Glassmaking is one of the oldest of crafts: it was an estimated 3,500 years ago that some unknown artisan in Mesopotamia pulled a chunk of quartz from a primitive furnace and found that it had become the fascinating molten glob that is glass. There has never been a single museum detailing and displaying this long history. The Corning Glass Works has remedied the situation by opening a stunning new museum in Corning, N.Y., devoted to just this purpose. The building is worthy of its mission. It is an innovative and handsome structure designed by Architect Gunnar Birkerts, sheathed in paneled plate glass and laid out in the shape of a crazed clover leaf, a library in its center, a series of bays assigned to each of twelve major glassmaking styles.

The biggest bay is intended for special exhibits and, fittingly enough for the opening, it will be devoted to the work of the greatest of all U.S. glassmakers, Louis Comfort Tiffany. Specifically, it will celebrate 16 stained-glass windows that Tiffany treasured and installed in his lavish house in Oyster Bay, N.Y. The house burned to the ground in 1957, but somehow these windows survived and were bought by Hugh McKean, then president of Rollins College, and his wife Jeanette, a longtime Tiffany collector. With the windows, the McKeans set up a gallery near their home in Winter Park, Fla. Only after special pleas from Museum Director Thomas Buechner did they agree to lend the windows for Corning's opening.

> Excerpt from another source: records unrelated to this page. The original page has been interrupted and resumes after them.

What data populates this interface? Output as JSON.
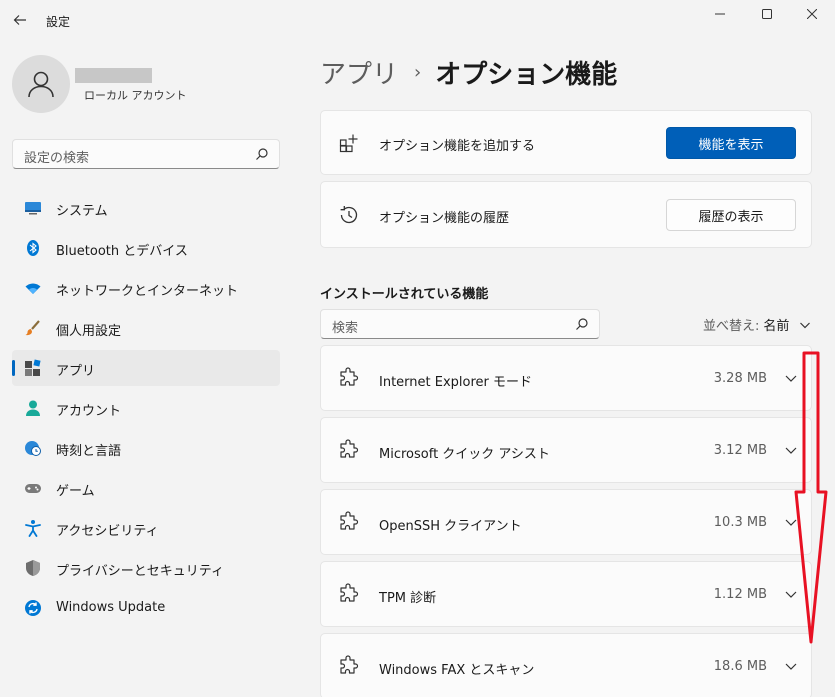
{
  "window": {
    "title": "設定",
    "controls": [
      "minimize-icon",
      "maximize-icon",
      "close-icon"
    ]
  },
  "profile": {
    "account_type": "ローカル アカウント"
  },
  "sidebar": {
    "search_placeholder": "設定の検索",
    "items": [
      {
        "label": "システム",
        "icon": "system-icon"
      },
      {
        "label": "Bluetooth とデバイス",
        "icon": "bluetooth-icon"
      },
      {
        "label": "ネットワークとインターネット",
        "icon": "wifi-icon"
      },
      {
        "label": "個人用設定",
        "icon": "brush-icon"
      },
      {
        "label": "アプリ",
        "icon": "apps-icon",
        "selected": true
      },
      {
        "label": "アカウント",
        "icon": "account-icon"
      },
      {
        "label": "時刻と言語",
        "icon": "globe-clock-icon"
      },
      {
        "label": "ゲーム",
        "icon": "gamepad-icon"
      },
      {
        "label": "アクセシビリティ",
        "icon": "accessibility-icon"
      },
      {
        "label": "プライバシーとセキュリティ",
        "icon": "shield-icon"
      },
      {
        "label": "Windows Update",
        "icon": "update-icon"
      }
    ]
  },
  "breadcrumb": {
    "parent": "アプリ",
    "separator": "›",
    "current": "オプション機能"
  },
  "add_card": {
    "label": "オプション機能を追加する",
    "button": "機能を表示"
  },
  "history_card": {
    "label": "オプション機能の履歴",
    "button": "履歴の表示"
  },
  "installed": {
    "title": "インストールされている機能",
    "search_placeholder": "検索",
    "sort_label": "並べ替え:",
    "sort_value": "名前",
    "features": [
      {
        "name": "Internet Explorer モード",
        "size": "3.28 MB"
      },
      {
        "name": "Microsoft クイック アシスト",
        "size": "3.12 MB"
      },
      {
        "name": "OpenSSH クライアント",
        "size": "10.3 MB"
      },
      {
        "name": "TPM 診断",
        "size": "1.12 MB"
      },
      {
        "name": "Windows FAX とスキャン",
        "size": "18.6 MB"
      }
    ]
  },
  "colors": {
    "accent": "#005fb8",
    "annotation_arrow": "#e81123"
  }
}
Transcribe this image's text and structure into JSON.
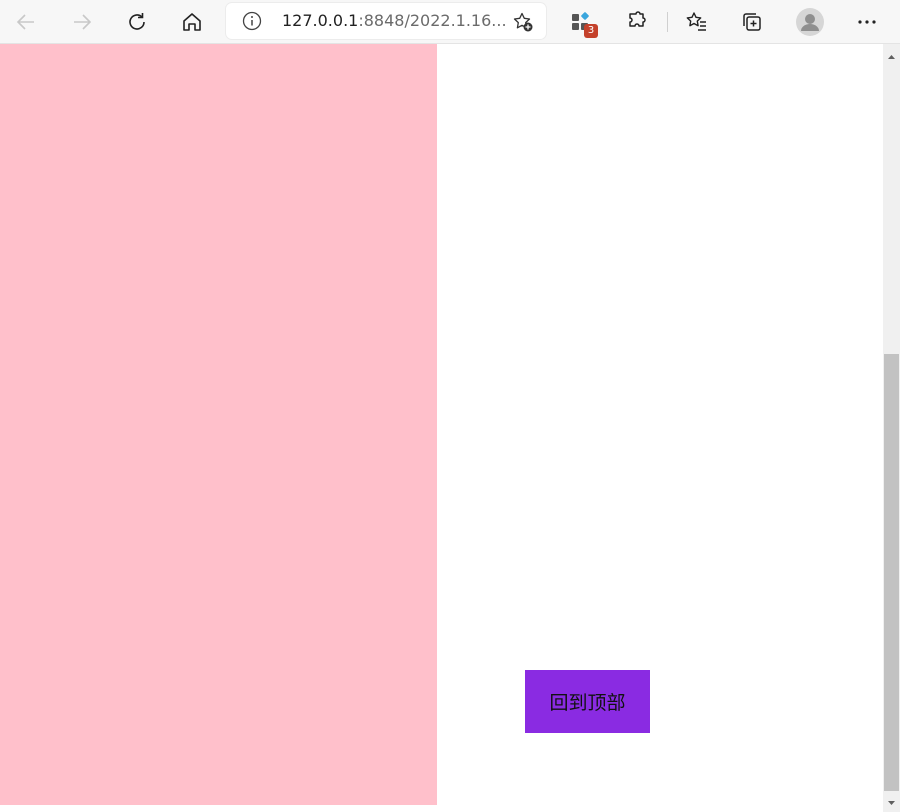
{
  "browser": {
    "address_bar": {
      "url_host": "127.0.0.1",
      "url_rest": ":8848/2022.1.16..."
    },
    "extensions_badge": "3",
    "colors": {
      "toolbar_bg": "#f7f7f7",
      "badge": "#c4412b"
    }
  },
  "page": {
    "back_to_top_label": "回到顶部",
    "colors": {
      "panel": "pink",
      "button": "#8a2be2",
      "scroll_thumb": "#c2c2c2"
    }
  }
}
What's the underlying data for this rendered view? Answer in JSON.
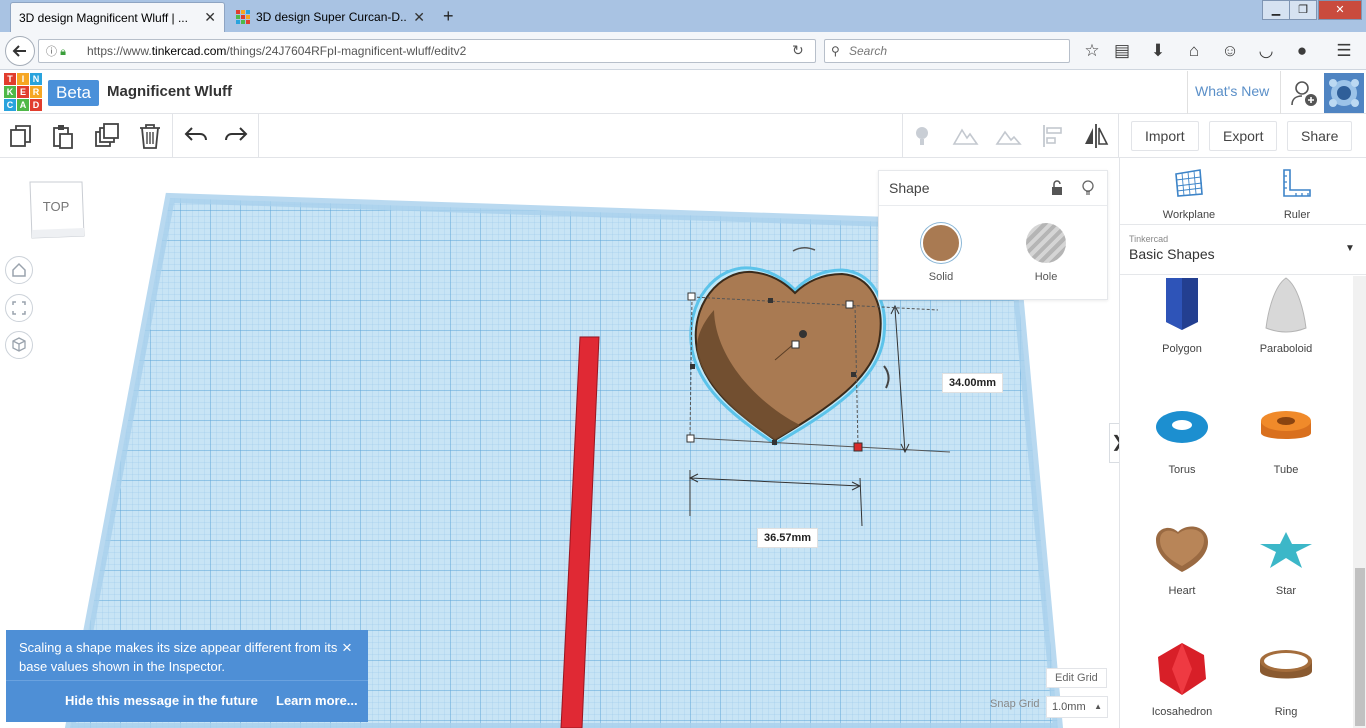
{
  "browser": {
    "tabs": [
      {
        "title": "3D design Magnificent Wluff | ...",
        "active": true
      },
      {
        "title": "3D design Super Curcan-D...",
        "active": false
      }
    ],
    "new_tab": "+",
    "url_prefix": "https://www.",
    "url_host": "tinkercad.com",
    "url_path": "/things/24J7604RFpI-magnificent-wluff/editv2",
    "search_placeholder": "Search",
    "window_controls": [
      "minimize-icon",
      "restore-icon",
      "close-icon"
    ]
  },
  "header": {
    "logo_letters": [
      "T",
      "I",
      "N",
      "K",
      "E",
      "R",
      "C",
      "A",
      "D"
    ],
    "beta": "Beta",
    "design_title": "Magnificent Wluff",
    "whats_new": "What's New"
  },
  "toolbar": {
    "import": "Import",
    "export": "Export",
    "share": "Share"
  },
  "viewport": {
    "viewcube_face": "TOP",
    "width_dim": "36.57mm",
    "height_dim": "34.00mm"
  },
  "inspector": {
    "title": "Shape",
    "solid": "Solid",
    "hole": "Hole",
    "solid_color": "#a97a52"
  },
  "toast": {
    "message": "Scaling a shape makes its size appear different from its base values shown in the Inspector.",
    "close": "×",
    "hide": "Hide this message in the future",
    "learn": "Learn more..."
  },
  "grid": {
    "edit_grid": "Edit Grid",
    "snap_label": "Snap Grid",
    "snap_value": "1.0mm"
  },
  "panel": {
    "workplane": "Workplane",
    "ruler": "Ruler",
    "library_source": "Tinkercad",
    "library_name": "Basic Shapes",
    "shapes": [
      {
        "name": "Polygon"
      },
      {
        "name": "Paraboloid"
      },
      {
        "name": "Torus"
      },
      {
        "name": "Tube"
      },
      {
        "name": "Heart"
      },
      {
        "name": "Star"
      },
      {
        "name": "Icosahedron"
      },
      {
        "name": "Ring"
      }
    ]
  }
}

In return, Corning has provided a richly tasteful installation of dark interiors, where each window glows, offering opulent testimony to the improvements in Tiffany's taste and technique as he grew in age and experience. The windows begin with panels that look like little more than paintings (not very good ones, mostly of the Burne-Jones persuasion) and go on to the increasingly abstract and incandescent color of Tiffany's later works, such as Pumpkin and Beets, 1900-05, as abstractly designed as any action painter might wish. Also on display is a solid representation of Tiffany's famed lamps and lampshades (one recently brought $360,000 at auction).

The designs range from the most familiar, delicate lacery to a remarkable lamp studded with bizarre, irregular pieces of brown-green glass. The result looks like nothing so much as a bejeweled turtle.

Not even Tiffany, who was a vain man, could have anticipated the surge in the value of his work. But then he did not intend to be a glassmaker in the first place. He did not need to be. When he was born in 1848, his father was already on his way to becoming the most famous jeweler in the land. But young Louis had no wish to take over the family business. He set out to be a painter, studying for a year with George Inness, rather than going to college. In the end he discovered that the arts and crafts movement founded by Britain's William Morris and the Pre-Raphaelites was more to his taste; their creed was that everyday utensils and decoration should be formed and shaped by the same principles of beauty as any painting or sculpture. By the time he was 31, Tiffany had abandoned "pure" painting almost entirely to turn his talents to interior decoration and design, with a strong predilection for the Oriental simplicities and tastes preached by Whistler.